We chose it partly because of the cartography - for instance, it only shows those parts of the coast of Australia (called Hollandia Nova on the globe) that Dutch ships had seen by then, so the coastline disappears towards the east. In terms of the meridian question, what's rather nice is a long Latin inscription in one of the cartouches, which also has an observer on each side, one with a cross-staff, the other with a quadrant:
This is the translation of the Latin given by Stevenson in Terrestrial and Celestial Globes (1921):
Although the beginning of longitude is arbitrarily selected nevertheless it pleased the ancients to begin the counting of it from the west, because there was the limit of the earth, as some thought, while no expedition to the east was able to determine this. Therefore Ptolemy, to whose application and industry all men, even though unwilling to admit it, owe the preservation of geography (geographical science), made the location (of the beginning of longitude) in the farthest known limit of the west, which is called the Fortunate Islands, in the Atlantic Ocean, and in them he fixed the first meridian. This hypothetical beginning, almost all who came after him retained because of his influence. But in our century there are some who have said that this beginning should be taken from nature herself, and in this matter they have taken the indication of the magnetic needle as their guide, and fix the first meridian in that place in which the needle points to the true north: That this is clearly an error is proved by this additional (and peculiar) property of the magnetic needle, that on the same meridian it has a variation according as it is near to this or that continent. But the very men who think this, on account of the uncertainty of the variation, disagree much among themselves as to where the first meridian is to be located, and so for the highest good of geography, that this same fixed meridian as a first beginning may be marked and be retained, we ourselves, following in the steps of Ptolemy, have chosen the same islands as he, and from their number that one which is called Juno, or commonly Tenerif ; of these (islands) that high and steep rock beset by perpetual clouds and called by the natives El Pico, shall for us be the location of the first meridian. In this matter, from the longitude of the Arabs, who selected the shore of Africa farthest toward the west, we vary scarcely the fourth part of a degree, and this I thought worthy to be noted.

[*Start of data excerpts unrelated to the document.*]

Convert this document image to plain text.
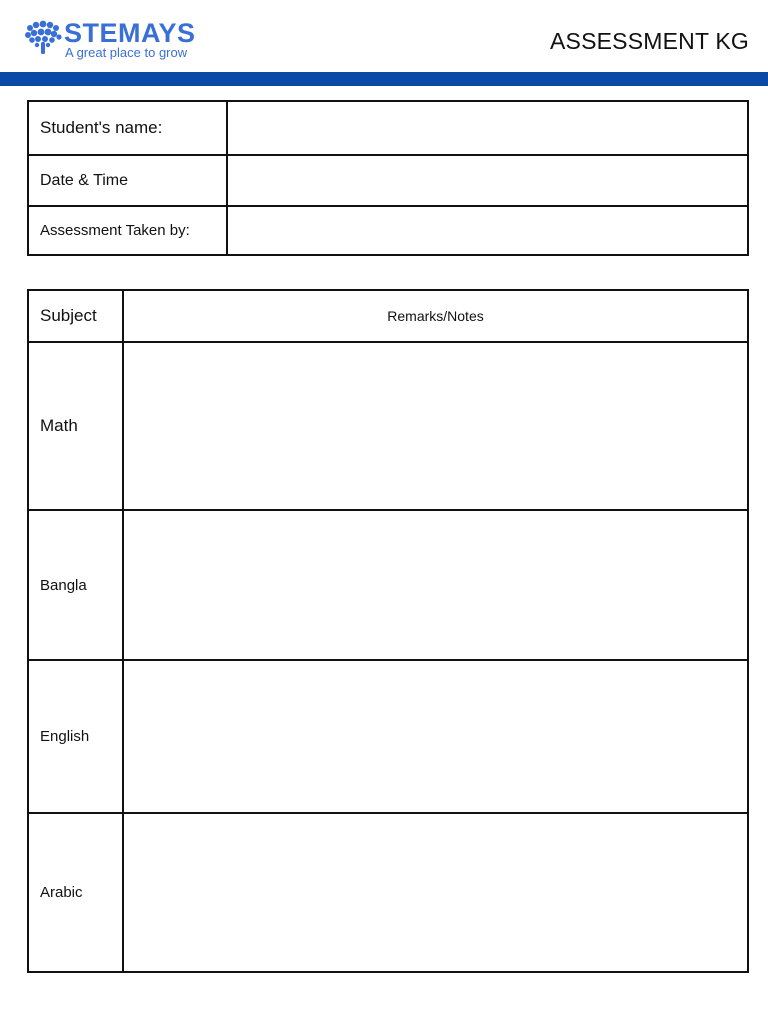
STEMAYS
A great place to grow	ASSESSMENT KG
Student's name:	
Date & Time	
Assessment Taken by:	
Subject	Remarks/Notes
Math	
Bangla	
English	
Arabic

I think this wonderfully expresses the arbitrary nature of any meridian, including what is now the Prime Meridian through Greenwich. For the globe, incidentally, Blaeu used Tenerife as his prime meridian, as many others did at this time. But charts might choose one of a number of meridians from which to measure longitude well into the eighteenth century and beyond. Some even hedged their bets and included several meridians: this chart of 1753 by Jacques Nicolas Bellin identifies the meridians of Paris, London, the Lizard, Tenerife and Ferro (El Hierro):
So really, it's up to you. Pick a meridian, any meridian.